Course à l’ONU : Macky Sall n’obtient pas l’appui de l’Union africaine

La course à la succession de António Guterres à la tête de l’Organisation des Nations unies (ONU) connaît déjà ses premières turbulences diplomatiques. La candidature de l’ancien président sénégalais Macky Sall n’a finalement pas obtenu l’adhésion collective des États membres de l’Union africaine (UA), révélant les dissensions internes au sein de l’organisation continentale.
D’après une note verbale consultée et authentifiée vendredi par l’AFP auprès de Nuur Mohamud Sheekh, porte-parole du président de la Commission de l’UA, vingt pays africains se sont opposés à l’idée de soutenir officiellement l’ancien chef d’État sénégalais pour le poste de secrétaire général des Nations unies. Les identités de ces États n’ont cependant pas été divulguées.
Le projet de décision avait été soumis aux 55 membres de l’Union africaine selon la procédure dite d’« approbation tacite ». Ce mécanisme exige qu’un texte ne rencontre pas l’opposition de plus d’un tiers des États pour être validé.

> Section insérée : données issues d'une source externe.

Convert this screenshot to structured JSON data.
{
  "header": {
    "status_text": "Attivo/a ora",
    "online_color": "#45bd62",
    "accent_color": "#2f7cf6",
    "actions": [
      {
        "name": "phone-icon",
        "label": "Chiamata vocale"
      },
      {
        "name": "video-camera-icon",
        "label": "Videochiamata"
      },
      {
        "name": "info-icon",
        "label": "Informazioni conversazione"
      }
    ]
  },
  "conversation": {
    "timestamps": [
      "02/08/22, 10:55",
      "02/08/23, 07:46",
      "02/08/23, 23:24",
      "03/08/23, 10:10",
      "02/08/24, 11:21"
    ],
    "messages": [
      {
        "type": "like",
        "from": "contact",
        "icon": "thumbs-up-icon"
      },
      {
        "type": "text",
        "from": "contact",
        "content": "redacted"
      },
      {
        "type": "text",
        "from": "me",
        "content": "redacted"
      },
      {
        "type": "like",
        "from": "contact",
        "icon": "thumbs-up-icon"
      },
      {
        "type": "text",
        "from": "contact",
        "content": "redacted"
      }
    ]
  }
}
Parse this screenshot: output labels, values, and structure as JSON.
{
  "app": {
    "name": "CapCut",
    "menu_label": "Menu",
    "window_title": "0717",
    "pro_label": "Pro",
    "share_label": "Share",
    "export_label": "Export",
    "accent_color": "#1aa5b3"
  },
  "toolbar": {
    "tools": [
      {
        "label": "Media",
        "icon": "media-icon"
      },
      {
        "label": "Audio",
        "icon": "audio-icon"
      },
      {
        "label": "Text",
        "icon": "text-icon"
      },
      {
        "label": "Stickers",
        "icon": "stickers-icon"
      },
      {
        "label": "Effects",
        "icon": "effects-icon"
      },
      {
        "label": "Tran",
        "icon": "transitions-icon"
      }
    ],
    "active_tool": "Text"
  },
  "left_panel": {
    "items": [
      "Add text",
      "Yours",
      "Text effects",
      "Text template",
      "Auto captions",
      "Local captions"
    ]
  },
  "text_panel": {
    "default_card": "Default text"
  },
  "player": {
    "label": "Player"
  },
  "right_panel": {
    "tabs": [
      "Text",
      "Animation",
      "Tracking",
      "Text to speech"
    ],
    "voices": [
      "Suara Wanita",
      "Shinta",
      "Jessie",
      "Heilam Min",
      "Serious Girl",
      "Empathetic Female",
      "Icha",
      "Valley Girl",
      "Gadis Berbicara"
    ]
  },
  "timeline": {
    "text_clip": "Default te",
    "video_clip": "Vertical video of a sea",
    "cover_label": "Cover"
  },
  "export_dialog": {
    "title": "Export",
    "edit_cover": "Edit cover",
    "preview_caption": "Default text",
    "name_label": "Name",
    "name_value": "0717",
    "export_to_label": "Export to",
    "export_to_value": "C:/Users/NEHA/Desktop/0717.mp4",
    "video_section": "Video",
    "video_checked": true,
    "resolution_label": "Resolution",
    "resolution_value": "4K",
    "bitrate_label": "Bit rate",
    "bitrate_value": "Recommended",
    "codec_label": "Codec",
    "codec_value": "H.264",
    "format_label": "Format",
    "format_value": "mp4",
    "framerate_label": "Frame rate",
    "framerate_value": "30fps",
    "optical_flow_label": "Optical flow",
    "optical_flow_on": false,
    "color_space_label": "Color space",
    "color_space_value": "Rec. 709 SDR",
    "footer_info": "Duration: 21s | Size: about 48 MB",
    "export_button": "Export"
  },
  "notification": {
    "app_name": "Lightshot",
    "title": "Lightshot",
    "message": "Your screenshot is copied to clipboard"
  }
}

Or, le seuil d’objections ayant été dépassé, la proposition n’a pu prospérer. « En conséquence, le projet de décision relatif à la candidature au poste de secrétaire général de l’ONU de Son Excellence Macky Sall, ancien président de la République du Sénégal, n’a pas été adopté », précise la note officielle.
La démarche avait été initiée par le Burundi. Son président, Évariste Ndayishimiye, qui assure actuellement la présidence tournante de l’Union africaine, avait porté cette proposition dans l’espoir de fédérer le continent autour d’un candidat commun. Dans le système onusien, chaque prétendant doit en effet être officiellement présenté par un État ou un groupe d’États, indépendamment de sa nationalité.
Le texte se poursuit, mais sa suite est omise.